19 października 2012

Maria Peszek: Jezus Maria Peszek (Mystic, 2012)


Hejterzy mają peszka: Peszkównie znowu się udało nagrać płytę, która nikogo nie pozostawi obojętnym. 

Maria Peszek ma problem z Polską i Polska ma problem z Marią Peszek. Polska nie rozumie, że można śpiewać piosenki o życiowych sprawach, używając codziennego języka i zdań prostych niezłożonych. Nie wielkimi metaforami, Miłoszem czy Mickiewiczem. I nie o dupie Maryni, bo słuchacze radia Zet i tak nie zwracają uwagi na tekst. Polska nie rozumie, że Maria Peszek woli śpiewać o swojej dupie. O swoich problemach. Wśród tych problemów jest zmęczenie Polską i ludźmi, którzy za wszelką cenę pragną jej udowodnić, że wiedzą lepiej od niej. Jak należy śpiewać, o czym śpiewać i jakimi słowami się wyrażać. 

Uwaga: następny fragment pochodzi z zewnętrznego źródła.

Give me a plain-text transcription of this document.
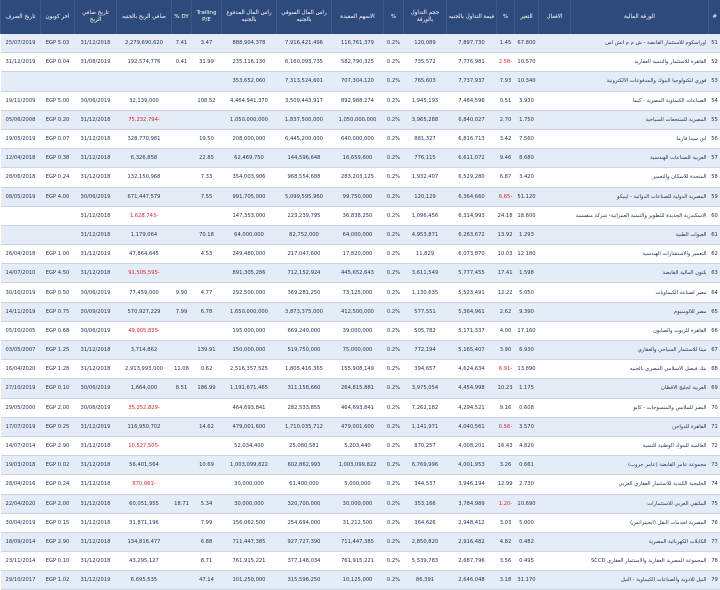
#	الورقة المالية	الاقفال	التغير	%	قيمة التداول بالجنيه	حجم التداول بالورقة	%	الاسهم المقيدة	راس المال السوقي بالجنيه	راس المال المدفوع بالجنيه	Trailing P/E	DY %	صافي الربح بالجنيه	تاريخ صافي الربح	اخر كوبون	تاريخ الصرف
51	اوراسكوم للاستثمار القابضة - ش م م اتش اس		67.800	1.45	7,897,730	120,089	0.2%	116,761,379	7,916,421,496	888,904,378	3.47	7.41	2,279,690,620	31/12/2018	EGP 5.03	25/07/2019
52	القاهرة للاستثمار والتنمية العقارية		10.570	-2.58	7,776,981	735,572	0.2%	582,790,325	6,160,093,735	235,116,130	31.99	0.41	192,574,776	31/08/2019	EGP 0.04	31/12/2019
53	فوري لتكنولوجيا البنوك والمدفوعات الالكترونية		10.340	7.93	7,737,937	765,603	0.2%	707,304,120	7,313,524,601	353,652,060						
54	الصناعات الكيماوية المصرية - كيما		3.930	0.51	7,484,596	1,945,193	0.2%	892,988,274	3,509,443,917	4,464,941,370	108.52		32,139,000	30/06/2019	EGP 5.00	19/11/2009
55	المصرية للمنتجعات السياحية		1.750	2.70	6,840,027	3,965,288	0.2%	1,050,000,000	1,837,500,000	1,050,000,000			-75,232,794	31/12/2018	EGP 0.20	05/06/2008
56	ابن سينا فارما		7.560	3.42	6,816,713	881,327	0.2%	640,000,000	6,445,200,000	208,000,000	19.50		328,770,981	31/12/2018	EGP 0.07	19/05/2019
57	العربية للصناعات الهندسية		8.680	9.46	6,611,072	776,115	0.2%	16,659,600	144,596,648	62,469,750	22.85		6,326,858	31/12/2018	EGP 0.38	12/04/2018
58	المتحدة للاسكان والتعمير		3.420	6.87	6,529,280	1,932,407	0.2%	283,203,125	968,554,688	354,003,906	7.33		132,150,968	31/12/2018	EGP 0.24	28/06/2018
59	المصرية الدولية للصناعات الدوائية - ايبيكو		51.120	-6.65	6,364,660	120,129	0.2%	99,750,000	5,099,595,960	991,705,000	7.55		671,447,579	30/06/2019	EGP 4.00	08/05/2019
60	الاسكندرية الجديدة للتطوير والتنمية العمرانية- شركة منقسمة		18.600	24.18	6,314,993	1,096,456	0.2%	36,838,250	223,239,795	147,353,000			-1,628,743	31/12/2018		
61	العبوات الطبية		1.293	13.92	6,263,672	4,953,871	0.2%	64,000,000	82,752,000	64,000,000	70.18		1,179,064	31/12/2018		
62	التعمير والاستشارات الهندسية		12.180	10.03	6,073,870	11,829	0.2%	17,820,000	217,047,600	249,480,000	4.53		47,864,645	31/12/2019	EGP 1.00	26/04/2018
63	بلتون المالية القابضة		1.598	17.41	5,777,455	3,611,549	0.2%	445,652,643	712,152,924	891,305,286			-91,505,595	31/12/2018	EGP 4.50	14/07/2010
64	مصر لصناعة الكيماويات		5.050	12.22	5,523,491	1,130,635	0.2%	73,125,000	369,281,250	292,500,000	4.77	9.90	77,459,000	30/06/2019	EGP 0.50	30/10/2019
65	مصر للالومنيوم		9.390	2.62	5,364,961	577,551	0.2%	412,500,000	3,873,375,000	1,650,000,000	6.78	7.99	570,927,229	30/09/2019	EGP 0.75	14/11/2019
66	القاهرة للزيوت والصابون		17.160	4.00	5,171,337	505,782	0.2%	39,000,000	669,240,000	195,000,000			-49,905,835	30/06/2019	EGP 0.68	05/10/2005
67	ميثا للاستثمار السياحي والعقاري		6.930	3.90	5,165,407	772,194	0.2%	75,000,000	519,750,000	150,000,000	139.91		3,714,862	31/12/2018	EGP 1.25	03/05/2007
68	بنك فيصل الاسلامي المصري بالجنيه		13.890	-6.91	4,624,634	394,657	0.2%	155,908,149	1,805,416,365	2,516,357,525	0.62	11.08	2,913,993,000	31/12/2018	EGP 1.28	16/04/2020
69	العربية لحليج الاقطان		1.175	10.23	4,454,998	3,975,054	0.2%	264,815,881	311,158,660	1,191,671,465	186.99	8.51	1,664,000	30/06/2019	EGP 0.10	27/10/2019
70	النصر للملابس والمنسوجات - كابو		0.608	9.16	4,294,521	7,262,182	0.2%	464,693,841	282,533,855	464,693,841			-35,252,829	30/06/2019	EGP 2.00	29/05/2000
71	القاهرة للدواجن		3.570	-0.56	4,040,561	1,141,971	0.2%	479,001,600	1,710,035,712	479,001,600	14.62		116,950,702	31/12/2019	EGP 0.25	17/07/2019
72	العالمية للبنوك الوطنية للتنمية		4.820	16.43	4,008,201	870,257	0.2%	5,203,440	25,080,581	52,034,400			-10,527,505	31/12/2018	EGP 2.90	14/07/2014
73	مجموعة عامر القابضة (عامر جروب)		0.661	3.26	4,001,953	6,769,996	0.2%	1,003,099,822	602,862,993	1,003,099,822	10.69		56,401,564	31/12/2018	EGP 0.02	19/03/2018
74	الخليجية الكندية للاستثمار العقاري العربي		2.730	12.99	3,946,194	344,537	0.2%	5,000,000	61,400,000	30,000,000			-870,061	31/12/2018	EGP 0.24	28/04/2016
75	الملتقي العربي للاستثمارات		10.690	-1.20	3,784,989	353,166	0.2%	30,000,000	320,700,000	30,000,000	5.34	18.71	60,051,955	31/12/2018	EGP 2.00	22/04/2020
76	المصرية لخدمات النقل (ايجيترانس)		5.000	3.03	2,948,412	364,626	0.2%	31,212,500	254,694,000	156,062,500	7.99		31,871,196	31/12/2018	EGP 0.15	30/04/2019
77	الكابلات الكهربائية المصرية		0.482	4.82	2,916,482	2,850,820	0.2%	711,447,385	927,727,390	711,447,385	6.88		134,816,477	31/12/2018	EGP 2.90	18/09/2014
78	المجموعة المصرية العقارية والاستثمار العقاري SCCD		0.495	3.56	2,687,796	5,539,783	0.2%	761,915,221	377,148,034	761,915,221	8.71		43,295,127	31/12/2018	EGP 0.10	23/11/2014
79	النيل للادوية والصناعات الكيماوية - النيل		31.170	3.18	2,646,048	86,391	0.2%	10,125,000	315,596,250	101,250,000	47.14		6,695,535	31/12/2019	EGP 1.02	29/10/2017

Tematykę i odbiorcę płyty definiuje pierwsza piosenka Ludzie psy. Dla was drapie strupy myśli/ Dla was w supły wiąże słowa/ Dla was śpiewa pieśni z pleśni/ Śmieciowa królowa/ Kundle, odmieńcy, śmieci, wariaci/ Obywatele-degeneraci/ Ej, duszy podpalacze/ Róbmy dym. Czy po takim wstępie można mieć jakiekolwiek wątpliwości? To będą piosenki o rozdrapywaniu ran, to będzie samookaleczenie, to będzie wywiad rzeka z odratowaną samobójczynią. O gwałtownym załamaniu nerwowym (Nie ogarniam), o chwilach euforii po zażyciu antydepresantów (Wyścigówka), desperackim wołaniu o pomoc (Żwir), porzuceniu wiary (Pan nie jest moim pasterzem), o psychodelicznych wizjach (Pibloktoq), o chęci wymazania swojego istnienia poprzez negację macierzyństwa (Nie wiem czy chcę), wreszcie o pogodzeniu się z nieuchronną śmiercią (Zejście awaryjne). Po drodze jest też odrzucenie przestarzałego pojęcia patriotyzmu (Sorry Polsko) i ostentacyjne wypięcie tyłka na polityczne wojenki naszych kacyków (Szara flaga). Jest i epatująca nadmiarem empatii piosenka hołd dla Amy Winehouse – duchowej przewodniczki Marii (Amy).

Dziwne jest podejście niektórych komentatorów do tej płyty. Tyle słyszy się narzekań, że polski pop jest miałki i nijaki, pozbawiony osobowości, że nie porusza istotnej tematyki. Że nasze gwiazdki są zaprogramowane na śpiewanie o pierdołach, a życie w ich piosenkach przypomina serial telewizyjny. Lecz gdy pojawia się artystka o wielkiej charyzmie, śpiewająca ostre, niewygodne teksty, zaczyna się na nią nagonka. Polactwo w najczystszej postaci. Na szczęście jest też bardzo duża grupa słuchaczy, doceniających szczerość i po prostu dobry muzyczny produkt, o czym świadczy pierwsze miejsce płyty w rankingu OLIS-u.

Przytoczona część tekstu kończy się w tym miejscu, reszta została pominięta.